O executivo segue dizendo que não é mais o conhecimento em tecnologia, em seu estado da arte, que faz diferença no dia a dia do seu trabalho, mas sim como ela habilita negócios e pessoas. Uma combinação que o fez se interessar por disciplinas como sociologia, antropologia e psicologia. Leituras e estudos que, segundo ele, enriquecem a perspectiva de liderança. "As coisas não são sempre uma receita de bolo. São diferentes situações que foram aparecendo e permitiram minha evolução pessoal contínua", lembra. Um dos pontos principais, segundo Cresta, para profissionais em posição de liderança e em ambientes de constante transformação residem na curiosidade. "Isso sempre me ajudou. Não importa a complexidade, a incerteza ou ambiguidade, como eu mantenho curioso e flexível, foi algo que vejo que sempre me ajudou", completa.

Tecnologia é sobre pessoas

A pressão de ser CIO em tempos onde a transformação digital avança novos capítulos e atinge níveis de complexidade sem precedentes pode ser esmagadora.
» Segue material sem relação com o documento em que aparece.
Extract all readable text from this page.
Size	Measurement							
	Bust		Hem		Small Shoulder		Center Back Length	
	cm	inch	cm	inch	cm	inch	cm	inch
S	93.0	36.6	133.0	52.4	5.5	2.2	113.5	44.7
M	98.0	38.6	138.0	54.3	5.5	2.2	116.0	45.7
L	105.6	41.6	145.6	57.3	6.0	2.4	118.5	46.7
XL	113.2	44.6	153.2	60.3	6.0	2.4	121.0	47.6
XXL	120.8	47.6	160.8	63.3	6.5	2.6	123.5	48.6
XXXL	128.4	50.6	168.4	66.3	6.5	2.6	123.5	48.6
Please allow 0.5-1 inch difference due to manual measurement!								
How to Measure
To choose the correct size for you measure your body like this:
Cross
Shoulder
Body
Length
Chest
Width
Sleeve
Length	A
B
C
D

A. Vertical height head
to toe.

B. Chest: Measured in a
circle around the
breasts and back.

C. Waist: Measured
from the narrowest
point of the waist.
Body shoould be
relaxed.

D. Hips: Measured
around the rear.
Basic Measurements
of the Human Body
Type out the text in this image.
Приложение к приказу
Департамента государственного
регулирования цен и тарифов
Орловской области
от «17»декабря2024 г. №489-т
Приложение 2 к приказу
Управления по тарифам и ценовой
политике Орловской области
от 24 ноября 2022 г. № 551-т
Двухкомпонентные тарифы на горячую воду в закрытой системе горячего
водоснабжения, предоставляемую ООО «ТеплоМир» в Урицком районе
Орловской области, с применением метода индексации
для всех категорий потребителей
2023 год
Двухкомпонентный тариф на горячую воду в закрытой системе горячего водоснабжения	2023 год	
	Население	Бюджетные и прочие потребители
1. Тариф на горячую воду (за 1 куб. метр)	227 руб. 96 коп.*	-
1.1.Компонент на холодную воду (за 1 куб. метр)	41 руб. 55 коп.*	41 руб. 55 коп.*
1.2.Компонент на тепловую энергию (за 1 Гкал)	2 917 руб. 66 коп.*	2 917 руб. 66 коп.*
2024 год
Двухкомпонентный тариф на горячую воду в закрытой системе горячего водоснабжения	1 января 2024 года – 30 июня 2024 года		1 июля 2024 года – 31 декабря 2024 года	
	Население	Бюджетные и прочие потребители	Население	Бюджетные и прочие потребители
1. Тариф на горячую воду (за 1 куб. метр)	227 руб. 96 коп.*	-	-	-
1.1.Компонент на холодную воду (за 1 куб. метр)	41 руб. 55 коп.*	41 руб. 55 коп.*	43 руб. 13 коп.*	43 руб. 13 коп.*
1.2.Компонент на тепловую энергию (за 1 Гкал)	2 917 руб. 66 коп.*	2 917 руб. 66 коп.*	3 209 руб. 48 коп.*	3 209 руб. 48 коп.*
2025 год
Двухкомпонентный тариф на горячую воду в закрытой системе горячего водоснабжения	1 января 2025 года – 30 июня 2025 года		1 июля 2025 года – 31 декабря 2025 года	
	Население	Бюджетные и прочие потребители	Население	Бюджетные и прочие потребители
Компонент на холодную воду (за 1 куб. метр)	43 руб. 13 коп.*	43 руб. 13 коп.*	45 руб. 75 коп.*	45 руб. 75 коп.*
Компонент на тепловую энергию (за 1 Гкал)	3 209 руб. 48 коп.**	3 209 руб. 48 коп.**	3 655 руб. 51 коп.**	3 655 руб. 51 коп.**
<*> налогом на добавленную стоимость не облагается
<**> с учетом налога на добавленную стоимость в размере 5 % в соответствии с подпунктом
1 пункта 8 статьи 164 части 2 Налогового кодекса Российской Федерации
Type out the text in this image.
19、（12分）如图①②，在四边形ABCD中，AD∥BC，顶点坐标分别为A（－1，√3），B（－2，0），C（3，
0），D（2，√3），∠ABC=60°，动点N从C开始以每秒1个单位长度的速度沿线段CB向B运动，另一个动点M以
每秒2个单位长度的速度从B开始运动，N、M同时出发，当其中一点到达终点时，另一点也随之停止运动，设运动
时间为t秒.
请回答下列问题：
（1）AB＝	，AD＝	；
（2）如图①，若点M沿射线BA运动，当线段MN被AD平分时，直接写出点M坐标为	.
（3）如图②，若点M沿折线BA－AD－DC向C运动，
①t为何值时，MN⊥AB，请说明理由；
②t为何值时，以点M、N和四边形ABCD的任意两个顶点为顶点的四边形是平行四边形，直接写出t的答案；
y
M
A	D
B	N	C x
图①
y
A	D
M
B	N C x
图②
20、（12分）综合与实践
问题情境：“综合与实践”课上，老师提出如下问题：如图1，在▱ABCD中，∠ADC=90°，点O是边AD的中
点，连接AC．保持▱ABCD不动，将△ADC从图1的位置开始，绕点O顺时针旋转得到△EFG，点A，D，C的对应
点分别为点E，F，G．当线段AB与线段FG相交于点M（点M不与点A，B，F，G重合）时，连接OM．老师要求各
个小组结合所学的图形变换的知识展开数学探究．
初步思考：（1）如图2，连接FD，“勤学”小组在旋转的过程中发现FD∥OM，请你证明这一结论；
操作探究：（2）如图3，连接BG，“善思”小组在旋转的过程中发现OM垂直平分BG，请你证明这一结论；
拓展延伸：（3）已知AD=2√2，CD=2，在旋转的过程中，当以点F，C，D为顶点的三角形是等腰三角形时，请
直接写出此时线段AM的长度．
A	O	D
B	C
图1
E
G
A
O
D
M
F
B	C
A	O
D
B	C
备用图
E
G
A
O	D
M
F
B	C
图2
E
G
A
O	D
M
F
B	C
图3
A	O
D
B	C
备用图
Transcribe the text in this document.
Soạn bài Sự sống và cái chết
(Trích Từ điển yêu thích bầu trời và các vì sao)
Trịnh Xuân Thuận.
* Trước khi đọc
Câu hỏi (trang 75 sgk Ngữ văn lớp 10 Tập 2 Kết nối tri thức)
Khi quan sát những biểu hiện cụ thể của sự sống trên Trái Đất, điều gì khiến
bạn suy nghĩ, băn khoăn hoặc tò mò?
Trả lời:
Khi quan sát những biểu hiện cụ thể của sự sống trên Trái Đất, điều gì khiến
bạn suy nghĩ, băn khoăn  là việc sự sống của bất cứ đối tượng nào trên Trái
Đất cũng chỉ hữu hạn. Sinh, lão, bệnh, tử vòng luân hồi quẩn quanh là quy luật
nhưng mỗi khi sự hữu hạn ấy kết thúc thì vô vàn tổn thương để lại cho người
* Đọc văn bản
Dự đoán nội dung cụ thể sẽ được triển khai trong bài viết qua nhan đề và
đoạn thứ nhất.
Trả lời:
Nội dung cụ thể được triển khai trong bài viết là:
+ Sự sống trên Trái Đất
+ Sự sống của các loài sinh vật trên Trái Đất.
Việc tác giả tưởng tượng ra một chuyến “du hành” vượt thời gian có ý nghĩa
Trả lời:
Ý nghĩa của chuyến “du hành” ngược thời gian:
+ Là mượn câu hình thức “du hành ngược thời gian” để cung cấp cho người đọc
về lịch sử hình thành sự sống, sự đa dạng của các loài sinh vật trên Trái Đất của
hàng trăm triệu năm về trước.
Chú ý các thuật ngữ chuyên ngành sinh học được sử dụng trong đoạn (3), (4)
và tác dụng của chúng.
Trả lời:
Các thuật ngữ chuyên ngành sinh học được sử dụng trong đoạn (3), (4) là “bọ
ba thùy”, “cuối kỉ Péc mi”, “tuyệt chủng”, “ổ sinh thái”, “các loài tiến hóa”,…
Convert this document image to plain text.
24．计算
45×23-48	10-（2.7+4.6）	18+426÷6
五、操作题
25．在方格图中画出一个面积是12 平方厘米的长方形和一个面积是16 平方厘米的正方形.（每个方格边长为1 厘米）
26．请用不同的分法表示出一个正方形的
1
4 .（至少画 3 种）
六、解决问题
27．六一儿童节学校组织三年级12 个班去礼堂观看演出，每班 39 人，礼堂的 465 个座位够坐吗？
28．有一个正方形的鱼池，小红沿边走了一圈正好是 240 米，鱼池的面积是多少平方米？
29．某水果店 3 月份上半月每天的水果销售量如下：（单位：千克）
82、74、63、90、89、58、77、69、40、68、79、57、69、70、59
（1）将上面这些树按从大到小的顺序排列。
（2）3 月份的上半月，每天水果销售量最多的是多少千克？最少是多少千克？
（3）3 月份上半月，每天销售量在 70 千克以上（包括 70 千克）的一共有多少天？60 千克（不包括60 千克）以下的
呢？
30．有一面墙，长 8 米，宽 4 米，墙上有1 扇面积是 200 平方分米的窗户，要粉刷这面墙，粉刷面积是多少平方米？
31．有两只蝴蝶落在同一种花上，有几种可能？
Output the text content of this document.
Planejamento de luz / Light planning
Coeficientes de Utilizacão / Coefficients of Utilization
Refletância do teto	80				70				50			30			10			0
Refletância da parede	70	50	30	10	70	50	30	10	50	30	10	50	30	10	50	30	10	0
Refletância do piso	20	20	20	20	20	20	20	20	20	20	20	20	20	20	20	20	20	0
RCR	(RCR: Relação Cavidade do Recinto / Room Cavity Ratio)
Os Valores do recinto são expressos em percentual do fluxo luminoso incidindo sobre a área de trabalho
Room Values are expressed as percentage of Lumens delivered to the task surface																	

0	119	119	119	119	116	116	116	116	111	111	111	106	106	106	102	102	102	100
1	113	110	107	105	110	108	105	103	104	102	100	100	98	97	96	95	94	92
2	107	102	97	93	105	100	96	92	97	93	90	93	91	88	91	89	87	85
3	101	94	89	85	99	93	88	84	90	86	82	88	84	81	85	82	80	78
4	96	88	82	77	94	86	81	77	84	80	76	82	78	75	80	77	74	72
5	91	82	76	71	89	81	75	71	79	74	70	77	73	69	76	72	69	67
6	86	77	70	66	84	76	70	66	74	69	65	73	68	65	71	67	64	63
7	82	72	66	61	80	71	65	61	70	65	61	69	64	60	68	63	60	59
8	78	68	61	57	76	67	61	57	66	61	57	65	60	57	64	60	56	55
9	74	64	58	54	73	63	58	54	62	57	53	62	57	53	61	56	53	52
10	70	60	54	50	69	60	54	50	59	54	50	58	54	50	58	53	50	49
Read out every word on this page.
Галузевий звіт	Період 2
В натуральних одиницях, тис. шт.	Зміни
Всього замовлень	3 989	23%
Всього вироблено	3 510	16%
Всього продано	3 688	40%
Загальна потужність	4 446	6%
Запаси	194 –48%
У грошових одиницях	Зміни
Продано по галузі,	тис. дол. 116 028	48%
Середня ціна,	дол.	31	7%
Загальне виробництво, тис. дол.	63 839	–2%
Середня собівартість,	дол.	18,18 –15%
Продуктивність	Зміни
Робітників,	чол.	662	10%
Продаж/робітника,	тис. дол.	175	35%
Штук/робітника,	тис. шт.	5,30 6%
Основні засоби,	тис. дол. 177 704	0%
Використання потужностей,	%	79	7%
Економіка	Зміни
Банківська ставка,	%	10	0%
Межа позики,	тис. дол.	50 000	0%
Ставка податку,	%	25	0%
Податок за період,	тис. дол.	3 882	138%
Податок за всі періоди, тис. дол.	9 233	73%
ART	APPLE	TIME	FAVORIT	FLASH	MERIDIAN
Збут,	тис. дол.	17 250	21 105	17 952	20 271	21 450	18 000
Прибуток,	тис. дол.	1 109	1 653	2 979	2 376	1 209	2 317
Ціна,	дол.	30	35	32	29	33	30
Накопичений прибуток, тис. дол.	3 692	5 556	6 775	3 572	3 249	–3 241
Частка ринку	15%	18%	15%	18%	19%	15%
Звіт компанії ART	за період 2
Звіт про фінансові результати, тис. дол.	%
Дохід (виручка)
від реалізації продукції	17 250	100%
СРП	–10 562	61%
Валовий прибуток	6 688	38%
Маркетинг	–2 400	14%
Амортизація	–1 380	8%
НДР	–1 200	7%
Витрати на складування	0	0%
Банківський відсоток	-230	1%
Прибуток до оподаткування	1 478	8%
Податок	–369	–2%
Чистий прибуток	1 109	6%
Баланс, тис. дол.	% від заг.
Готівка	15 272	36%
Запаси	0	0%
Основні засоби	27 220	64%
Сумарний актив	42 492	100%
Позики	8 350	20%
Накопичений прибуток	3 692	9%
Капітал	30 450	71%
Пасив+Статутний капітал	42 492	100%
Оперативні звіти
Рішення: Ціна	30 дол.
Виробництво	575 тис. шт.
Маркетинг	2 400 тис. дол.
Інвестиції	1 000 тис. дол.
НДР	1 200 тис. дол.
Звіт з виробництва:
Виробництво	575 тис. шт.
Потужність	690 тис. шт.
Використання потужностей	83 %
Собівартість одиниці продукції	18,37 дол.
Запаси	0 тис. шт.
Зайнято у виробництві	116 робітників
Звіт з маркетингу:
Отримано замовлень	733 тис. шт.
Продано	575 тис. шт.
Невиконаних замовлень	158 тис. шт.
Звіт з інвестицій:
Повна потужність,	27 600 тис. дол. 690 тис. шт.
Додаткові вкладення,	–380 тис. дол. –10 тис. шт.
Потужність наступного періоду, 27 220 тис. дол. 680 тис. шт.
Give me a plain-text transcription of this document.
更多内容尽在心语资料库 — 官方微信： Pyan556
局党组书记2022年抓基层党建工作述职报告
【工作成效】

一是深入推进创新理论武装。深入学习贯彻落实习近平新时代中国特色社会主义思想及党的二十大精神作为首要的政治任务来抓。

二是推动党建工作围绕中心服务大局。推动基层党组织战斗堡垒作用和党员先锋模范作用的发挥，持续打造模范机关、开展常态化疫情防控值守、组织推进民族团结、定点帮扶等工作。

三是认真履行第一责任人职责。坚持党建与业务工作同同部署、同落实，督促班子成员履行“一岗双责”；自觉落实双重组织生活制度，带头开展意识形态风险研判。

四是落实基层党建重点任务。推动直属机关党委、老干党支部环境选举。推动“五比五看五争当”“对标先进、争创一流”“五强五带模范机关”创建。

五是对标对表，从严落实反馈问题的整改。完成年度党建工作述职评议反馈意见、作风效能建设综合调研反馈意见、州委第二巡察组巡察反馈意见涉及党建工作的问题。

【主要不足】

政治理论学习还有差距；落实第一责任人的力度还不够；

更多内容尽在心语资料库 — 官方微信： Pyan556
Soma-se a isso o excesso de informação de canais digitais. Na visão de Cresta, o trabalho de CIO exige estar sempre conectado, mas isso não quer dizer uma disponibilidade angustiante no celular e, sim, em um plano mais analógico e pessoal.

"Eu tenho papéis regionais e globais. Tenho de entender as estratégias de supply chain, entender problemas operacionais que podem impactar a área financeira, que podem demandar digitalização de processos, antever a forma como consumidores vão demandar novos produtos... Isso significa que eu tenho de estar conectado com pessoas, pessoas que tomam decisões, que operam, como meu time que opera e que vai desenvolver. A única maneira de estar aberto a diferentes pontos e alimentar a criatividade é estar em contato com as pessoas", conclui.